In 2006, Republican challenger Paul R. Nelson campaigned against Democrat Ron Kind for a seat in the United States House of Representatives. Nelson's ad stated, "Ron Kind has no trouble spending your money, he'd just rather spend it on sex," and, "Instead of spending money on cancer research, Ron Kind voted to spend your money to study the sex lives of Vietnamese prostitutes." Nelson's challenge fell short, as Ron Kind was reelected, while the attack's outrageous presentation provoked an uproar from Republicans and Democrats alike. A 1999 survey showed that challengers lose almost 3 points on the feeling thermometer (a 100-point scale used to assess survey-takers feelings on certain issues) when a candidate engages in mudslinging. The study also shows that the influence of negativity is less powerful for challengers than for incumbents.

== Front groups ==
Campaigns often establish or support front groups (organizations that appear to be independent voluntary associations or charity) to run counter-attack ads. This technique ties into the wider practice of astroturfing.

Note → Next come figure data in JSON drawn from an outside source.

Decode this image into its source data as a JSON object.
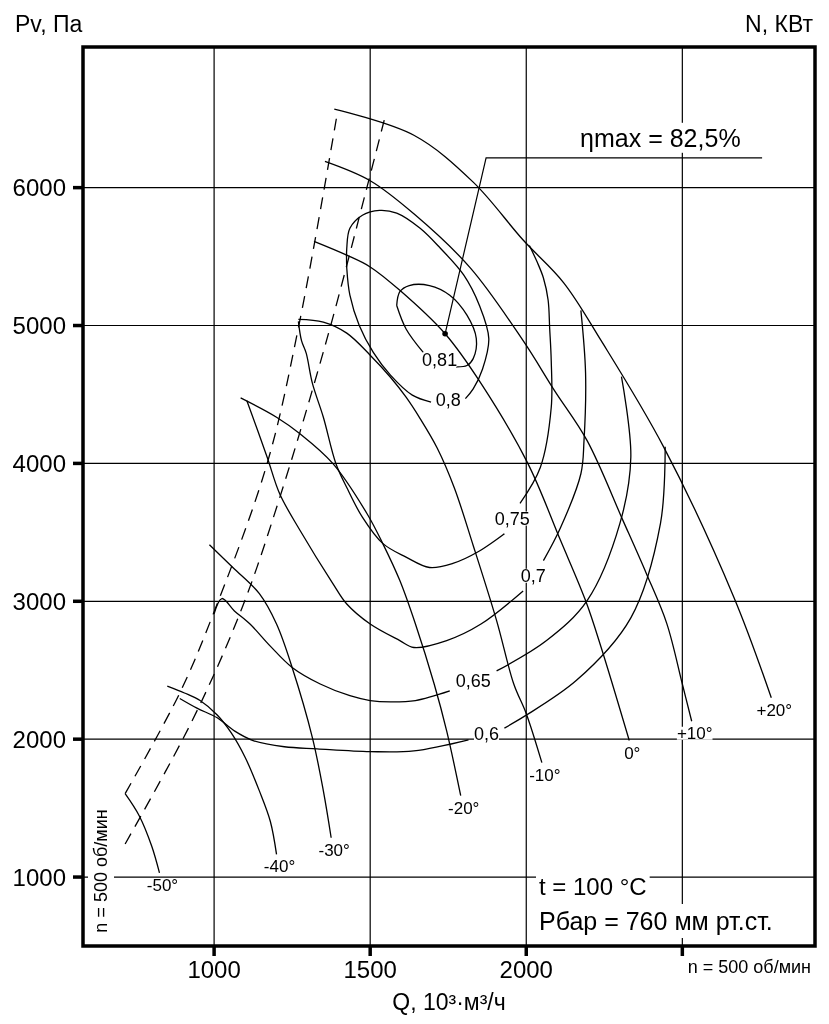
{
  "chart_data": {
    "type": "line",
    "xlabel": "Q, 10³·м³/ч",
    "ylabel": "Pv, Па",
    "y2label": "N, КВт",
    "xlim": [
      580,
      2925
    ],
    "ylim": [
      500,
      7020
    ],
    "xticks": [
      1000,
      1500,
      2000,
      {
        "value": 2500,
        "label": null
      }
    ],
    "yticks": [
      1000,
      2000,
      3000,
      4000,
      5000,
      6000
    ],
    "grid": true,
    "line_style": "solid",
    "series": [
      {
        "name": "+20°",
        "color": "#000000",
        "x": [
          1385,
          1640,
          1830,
          1990,
          2120,
          2240,
          2440,
          2665,
          2785
        ],
        "values": [
          6570,
          6380,
          6040,
          5620,
          5310,
          4890,
          4120,
          3030,
          2300
        ]
      },
      {
        "name": "+10°",
        "color": "#000000",
        "x": [
          1355,
          1500,
          1640,
          1820,
          1990,
          2090,
          2195,
          2310,
          2385,
          2450,
          2500,
          2530
        ],
        "values": [
          6190,
          6050,
          5810,
          5420,
          4890,
          4530,
          4165,
          3585,
          3200,
          2840,
          2400,
          2130
        ]
      },
      {
        "name": "0°",
        "color": "#000000",
        "x": [
          1320,
          1425,
          1500,
          1595,
          1740,
          1855,
          2005,
          2110,
          2190,
          2240,
          2330
        ],
        "values": [
          5610,
          5510,
          5425,
          5255,
          4940,
          4580,
          4000,
          3440,
          3005,
          2665,
          1990
        ]
      },
      {
        "name": "-10°",
        "color": "#000000",
        "x": [
          1270,
          1350,
          1425,
          1500,
          1565,
          1615,
          1660,
          1715,
          1770,
          1830,
          1905,
          1960,
          2000,
          2050
        ],
        "values": [
          5045,
          5025,
          4945,
          4785,
          4625,
          4480,
          4325,
          4110,
          3820,
          3405,
          2860,
          2400,
          2185,
          1830
        ]
      },
      {
        "name": "-20°",
        "color": "#000000",
        "x": [
          1085,
          1200,
          1275,
          1380,
          1490,
          1540,
          1595,
          1645,
          1705,
          1745,
          1790
        ],
        "values": [
          4475,
          4335,
          4215,
          4000,
          3635,
          3420,
          3150,
          2835,
          2400,
          2060,
          1590
        ]
      },
      {
        "name": "-30°",
        "color": "#000000",
        "x": [
          985,
          1060,
          1145,
          1200,
          1250,
          1315,
          1350,
          1375
        ],
        "values": [
          3410,
          3245,
          3055,
          2835,
          2520,
          2010,
          1625,
          1285
        ]
      },
      {
        "name": "-40°",
        "color": "#000000",
        "x": [
          850,
          905,
          955,
          1010,
          1055,
          1100,
          1145,
          1180,
          1200
        ],
        "values": [
          2385,
          2335,
          2280,
          2175,
          2045,
          1865,
          1625,
          1405,
          1165
        ]
      },
      {
        "name": "-50°",
        "color": "#000000",
        "x": [
          715,
          760,
          800,
          825
        ],
        "values": [
          1605,
          1445,
          1225,
          1030
        ]
      },
      {
        "name": "0,81",
        "color": "#000000",
        "x": [
          1585,
          1615,
          1670,
          1720,
          1775,
          1810,
          1830,
          1840,
          1810,
          1755,
          1690,
          1625,
          1595,
          1585
        ],
        "values": [
          5145,
          4975,
          4805,
          null,
          4700,
          4710,
          4760,
          4905,
          5075,
          5220,
          5290,
          5290,
          5245,
          5145
        ]
      },
      {
        "name": "0,8",
        "color": "#000000",
        "x": [
          1425,
          1435,
          1465,
          1510,
          1565,
          1635,
          1695,
          1750,
          1805,
          1830,
          1860,
          1880,
          1850,
          1800,
          1725,
          1660,
          1585,
          1530,
          1475,
          1435,
          1425,
          1425
        ],
        "values": [
          5415,
          5220,
          5000,
          4805,
          4640,
          4495,
          4445,
          null,
          4470,
          4540,
          4685,
          4905,
          5145,
          5365,
          5560,
          5705,
          5815,
          5835,
          5800,
          5705,
          5560,
          5415
        ]
      },
      {
        "name": "0,75",
        "color": "#000000",
        "x": [
          1270,
          1280,
          1295,
          1315,
          1350,
          1390,
          1425,
          1475,
          1540,
          1615,
          1690,
          1765,
          1850,
          1930,
          1955,
          1980,
          2045,
          2080,
          2080,
          2075,
          2070,
          2055,
          2035,
          2010
        ],
        "values": [
          5030,
          4890,
          4800,
          4580,
          4335,
          4000,
          3825,
          3610,
          3420,
          3320,
          3245,
          3275,
          3365,
          3490,
          null,
          3710,
          3970,
          4405,
          4745,
          4980,
          5185,
          5345,
          5460,
          5580
        ]
      },
      {
        "name": "0,7",
        "color": "#000000",
        "x": [
          1105,
          1170,
          1210,
          1275,
          1380,
          1425,
          1500,
          1595,
          1640,
          1745,
          1855,
          1990,
          2020,
          2055,
          2110,
          2175,
          2185,
          2190,
          2175
        ],
        "values": [
          4455,
          4045,
          3780,
          3515,
          3130,
          2980,
          2835,
          2715,
          2665,
          2715,
          2835,
          3075,
          null,
          3295,
          3535,
          3925,
          4165,
          4655,
          5110
        ]
      },
      {
        "name": "0,65",
        "color": "#000000",
        "x": [
          1000,
          1025,
          1065,
          1115,
          1180,
          1250,
          1340,
          1435,
          1500,
          1565,
          1645,
          1755,
          1830,
          1905,
          2065,
          2195,
          2300,
          2335,
          2305
        ],
        "values": [
          2910,
          3020,
          2930,
          2835,
          2675,
          2520,
          2400,
          2315,
          2280,
          2270,
          2280,
          2350,
          null,
          2495,
          2715,
          3005,
          3565,
          4045,
          4630
        ]
      },
      {
        "name": "0,6",
        "color": "#000000",
        "x": [
          890,
          945,
          1010,
          1065,
          1125,
          1225,
          1330,
          1500,
          1640,
          1815,
          1870,
          1930,
          2160,
          2335,
          2430,
          2445
        ],
        "values": [
          2295,
          2225,
          2155,
          2060,
          1990,
          1945,
          1930,
          1910,
          1915,
          1995,
          null,
          2080,
          2425,
          2880,
          3565,
          4120
        ]
      },
      {
        "color": "#000000",
        "line_style": "dashed",
        "x": [
          715,
          890,
          995,
          1170,
          1275,
          1395
        ],
        "values": [
          1605,
          2335,
          2895,
          4000,
          5040,
          6545
        ]
      },
      {
        "color": "#000000",
        "line_style": "dashed",
        "x": [
          715,
          930,
          1090,
          1210,
          1360,
          1490,
          1545
        ],
        "values": [
          1240,
          2135,
          2955,
          3750,
          4890,
          6005,
          6490
        ]
      }
    ],
    "annotations": [
      {
        "text": "ηmax = 82,5%",
        "x": 1740,
        "y": 4940
      },
      "t = 100 °C",
      "Рбар = 760 мм рт.ст.",
      "n = 500 об/мин",
      "n = 500 об/мин"
    ]
  }
}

Former political speechwriter Leonard Steinhorn points out that "issue ads" run by front groups use deceptive names to hide their true sponsors – such as the pharmaceutical industry-backed United Seniors Association, which spent $17 million on ads during the 2000 US presidential election. As front ads are not controlled by the candidates they support, the candidates are insulated from criticism.

== Popular culture ==
George Orwell's dystopian novel Nineteen Eighty-Four includes mention of the "Two Minutes Hate", a routine in which workers are subject to films encouraging distrust, fear and hatred towards the enemies of Big Brother.